O Murilão, meu amigo, vizinho e parceiro de longos bate papos, me conta que em sua terra natal, Cordisburgo, nos seus tempos de moleque travesso, havia um mascate chamado “Candinho da Monark”, o qual enchia uma mala de bugigangas (lenços de seda para mulheres, pós de arroz, brincos, anéis, colônias, perfumes, sandálias, cintos de couro, espelhinhos, relógios) e saía a vender pelos arredores, visitando as fazendas da região no lombo da sua bicicleta “Monark”.

No princípio da carreira ele trabalhava cavalgando um burrico, mas logo que saiu a tal bicicleta, o Candinho se apaixonou pela “bike”, comprou uma e aposentou o burro, passando a visitar seus fregueses a bordo da sua máquina “papa-léguas”, como gostava de referir-se ao pequeno e utilíssimo veículo.

Um belo dia ele aportou na Fazenda do Riacho Doce, de um certo Coronel Boanerges, onde possuía freguesia entre o pessoal da casa, filhas e filhos do fazendeiro, e os agregados da propriedade, peões e boiadeiros.

Apeou da sua “Monark”, retirou sua mala do bagageiro e adentrou a sala da casa grande, recebido por Dona Risoleta e três de suas filhas, a Janaina, Jaciana e a Consolação. Foi introduzido na casa com alegria pelas mulheres, sedentas de novidades, e, após tomar um copaço d’água, e de falar um pouco sobre as notícias da vila, “Candinho da Monark” abriu seu baú de mascate e começou no seu mister de vendedor ambulante.

E assim foi pelo resto da tarde, atendendo a todos da família do fazendeiro e, após, os empregados, sendo que alguns trouxeram também suas mulheres e filhos pra adquirir produtos ofertados ou encomendar alguma coisa, um corte de chita, um vestido, uma bolsa, uma alpercata, um brinquedo de criança, um vidrinho de perfume que fosse.

Daí a pouco Dona Risoleta convidou o mascate para o café da tarde, já com a enorme mesa preparada na sala de jantar do casarão. O Coronel Boanerges foi junto, com as filhas, e se fartaram todos na broa de fubá especial, nos pãezinhos de queijo, no biscoito fofo, nos bolinhos de chuva, no queijo de coalho, no café com leite e nas deliciosas guloseimas preparadas com esmero por Dona Risoleta e suas serviçais.

Após o lanche vespertino, o Coronel Boanerges chamou o Candinho pra pitar um cigarrinho de palha na varanda, onde pretendia esticar o papo e ouvir as lorotas do mascate. Mas eis que o tempo escurece de repente, um raio risca os céus ao longe e ribomba um trovão anunciando chuva. Candinho ergue-se do banco e faz menção de ir embora, mas o fazendeiro ponderou:-

“- Eu acho melhor vosmecê pousar aqui hoje, Candinho. Essa chuva é forte e vai pegá-lo no caminho.”
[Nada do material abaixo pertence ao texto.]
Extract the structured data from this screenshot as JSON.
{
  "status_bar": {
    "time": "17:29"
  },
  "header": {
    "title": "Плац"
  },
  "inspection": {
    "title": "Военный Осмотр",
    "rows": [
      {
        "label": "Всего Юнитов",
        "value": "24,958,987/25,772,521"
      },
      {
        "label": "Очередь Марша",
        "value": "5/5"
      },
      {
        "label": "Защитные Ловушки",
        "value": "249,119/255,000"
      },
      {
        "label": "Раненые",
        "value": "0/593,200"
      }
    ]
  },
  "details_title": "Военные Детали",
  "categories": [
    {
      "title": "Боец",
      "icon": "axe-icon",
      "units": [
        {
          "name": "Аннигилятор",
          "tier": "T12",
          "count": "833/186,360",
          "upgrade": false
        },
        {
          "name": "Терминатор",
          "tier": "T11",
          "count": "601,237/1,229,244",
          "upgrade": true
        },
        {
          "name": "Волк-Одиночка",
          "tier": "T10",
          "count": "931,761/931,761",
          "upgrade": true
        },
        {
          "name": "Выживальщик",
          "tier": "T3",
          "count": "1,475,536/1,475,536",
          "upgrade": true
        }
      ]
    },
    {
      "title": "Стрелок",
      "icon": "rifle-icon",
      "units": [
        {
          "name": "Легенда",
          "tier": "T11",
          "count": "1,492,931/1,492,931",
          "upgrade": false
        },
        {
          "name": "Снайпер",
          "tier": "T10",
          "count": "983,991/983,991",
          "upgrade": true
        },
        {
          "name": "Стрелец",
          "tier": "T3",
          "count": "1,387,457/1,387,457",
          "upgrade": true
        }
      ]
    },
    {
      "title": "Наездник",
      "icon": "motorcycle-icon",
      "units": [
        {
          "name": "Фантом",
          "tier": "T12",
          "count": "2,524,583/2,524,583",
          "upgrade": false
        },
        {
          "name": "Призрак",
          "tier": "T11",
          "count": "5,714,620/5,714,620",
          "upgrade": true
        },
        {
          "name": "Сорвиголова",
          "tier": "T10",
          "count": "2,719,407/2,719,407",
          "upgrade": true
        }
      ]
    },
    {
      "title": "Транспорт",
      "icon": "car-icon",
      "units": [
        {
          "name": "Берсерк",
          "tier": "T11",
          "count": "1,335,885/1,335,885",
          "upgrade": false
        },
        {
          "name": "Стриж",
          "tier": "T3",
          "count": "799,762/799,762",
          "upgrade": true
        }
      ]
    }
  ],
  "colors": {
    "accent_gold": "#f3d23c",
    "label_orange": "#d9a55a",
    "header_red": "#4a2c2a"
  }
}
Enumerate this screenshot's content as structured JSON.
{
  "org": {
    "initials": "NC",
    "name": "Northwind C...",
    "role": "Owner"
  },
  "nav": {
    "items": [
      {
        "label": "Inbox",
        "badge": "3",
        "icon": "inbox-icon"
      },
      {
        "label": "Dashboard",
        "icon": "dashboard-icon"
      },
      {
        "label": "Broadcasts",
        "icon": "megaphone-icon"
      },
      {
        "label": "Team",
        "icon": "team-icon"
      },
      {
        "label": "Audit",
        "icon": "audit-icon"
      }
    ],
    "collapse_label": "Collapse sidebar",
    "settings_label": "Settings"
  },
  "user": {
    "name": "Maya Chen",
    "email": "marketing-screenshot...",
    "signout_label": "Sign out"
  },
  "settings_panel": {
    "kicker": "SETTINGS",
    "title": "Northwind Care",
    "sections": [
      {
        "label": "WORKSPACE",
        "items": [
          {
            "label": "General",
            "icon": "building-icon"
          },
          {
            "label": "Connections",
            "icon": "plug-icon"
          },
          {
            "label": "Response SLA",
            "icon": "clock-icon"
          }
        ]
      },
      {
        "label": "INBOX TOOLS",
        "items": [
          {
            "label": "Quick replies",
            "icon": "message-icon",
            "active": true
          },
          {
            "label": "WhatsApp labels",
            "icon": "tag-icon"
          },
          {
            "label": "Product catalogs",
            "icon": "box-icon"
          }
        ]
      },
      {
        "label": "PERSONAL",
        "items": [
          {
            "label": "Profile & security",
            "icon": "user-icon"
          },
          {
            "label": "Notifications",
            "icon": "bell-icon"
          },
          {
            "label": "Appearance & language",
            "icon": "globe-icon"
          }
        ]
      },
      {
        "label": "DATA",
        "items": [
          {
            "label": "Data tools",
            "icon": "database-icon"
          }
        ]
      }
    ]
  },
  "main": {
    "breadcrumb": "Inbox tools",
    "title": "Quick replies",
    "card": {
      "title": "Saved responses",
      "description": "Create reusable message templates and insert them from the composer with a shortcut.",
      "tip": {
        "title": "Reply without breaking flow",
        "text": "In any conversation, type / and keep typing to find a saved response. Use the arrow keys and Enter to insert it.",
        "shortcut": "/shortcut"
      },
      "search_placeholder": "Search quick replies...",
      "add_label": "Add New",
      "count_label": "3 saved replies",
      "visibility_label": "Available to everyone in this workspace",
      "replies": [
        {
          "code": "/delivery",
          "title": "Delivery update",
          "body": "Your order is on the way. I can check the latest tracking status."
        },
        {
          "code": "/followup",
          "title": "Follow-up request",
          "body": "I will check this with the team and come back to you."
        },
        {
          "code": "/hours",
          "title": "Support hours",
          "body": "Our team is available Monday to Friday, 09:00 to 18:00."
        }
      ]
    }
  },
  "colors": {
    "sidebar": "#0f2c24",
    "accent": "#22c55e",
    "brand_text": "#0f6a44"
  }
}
“- Obrigado, Coronel, mas eu vou embora. Trepo nessa minha “Monark” e saio voando pra vila. É só subir o morro e de lá descer na banguela até o vilarejo. Chego lá antes da chuva, com certeza! ...”

Dito e feito, o Candinho afivelou sua mala no bagageiro da bicicleta, despediu-se de todos e pedalou rápido em direção à porteira. Passou, acenou de lá com seu chapéu e despinguelou pela estradinha de terra e cascalho de volta ao povoado. Daí a pouco desabou o temporal que se prenunciava.

Alguns dias depois o Coronel Boanerges foi à vila e deparou com o Candinho saindo de casa encarrapitado na sua “Monark”. O fazendeiro freou seu cavalo junto ao mascate e indagou sorrindo:-

“- Como é, Candinho? Vai me dizer que vosmecê não se molhou com o temporal daquela tarde? Deve ter se encharcado todo, não foi não? ...”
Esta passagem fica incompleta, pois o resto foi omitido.